Esse é o ponto principal, e é isso que a interpretação do Christian Bale vem trazer para nós: o que o Dick Cheney fez na época foi correto? Para mim não, mas ele fez por uma razão específica, e ele acreditava estar completamente correto naquilo que fazia. E foi fazendo essas coisas que ele mudou o curso do mundo, para o bem, ou para o mal. E quem viveu esse tempo como eu vivi (tinha meus 20 anos na época), sabe que foram tempos muito difíceis. O diretor Adam McKay, que tem suas críticas ao Donald Trump, muito por seu viés mais a esquerda, até ele tem a coragem de admitir que o atual presidente não chega nem perto de ser o desastre que foram Bush, Cheney, e todos esses caras do início deste século, PROVANDO MAIS UMA VEZ o acesso de loucura da grande mídia que só sabe atacar o cara, da mesma forma que ela ataca o presidente brasileiro Jair Bolsonaro aqui no Brasil, criando um monstro, uma entidade, que simplesmente não existe.
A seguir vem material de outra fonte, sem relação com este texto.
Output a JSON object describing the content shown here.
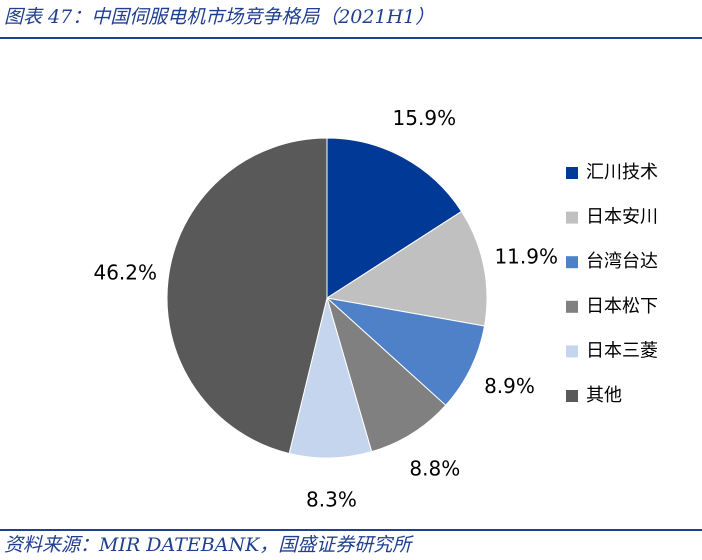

O filme não só traz esse debate, mas também o traz para o mundo atual; você vê um grupo de pessoas em uma instituição, debatendo. Algumas são de direita, e outras são de esquerda, então você vê o cara que parece muito com o Bill Murray (talvez vocês não saibam, mas o Bill Murray é apoiador do Donald Trump) e você vê também um outro cara lá do lado do Bill Murray cover, que é claramente de esquerda, discutindo política, e aí quem acompanha o cenário americano, sabe muito bem o que está acontecendo por lá! Um chama o outro de "lib-tard", o outro responde xingando o eleitor do Trump, e aí os dois começam a ir para as vias de fato e se darem porradas!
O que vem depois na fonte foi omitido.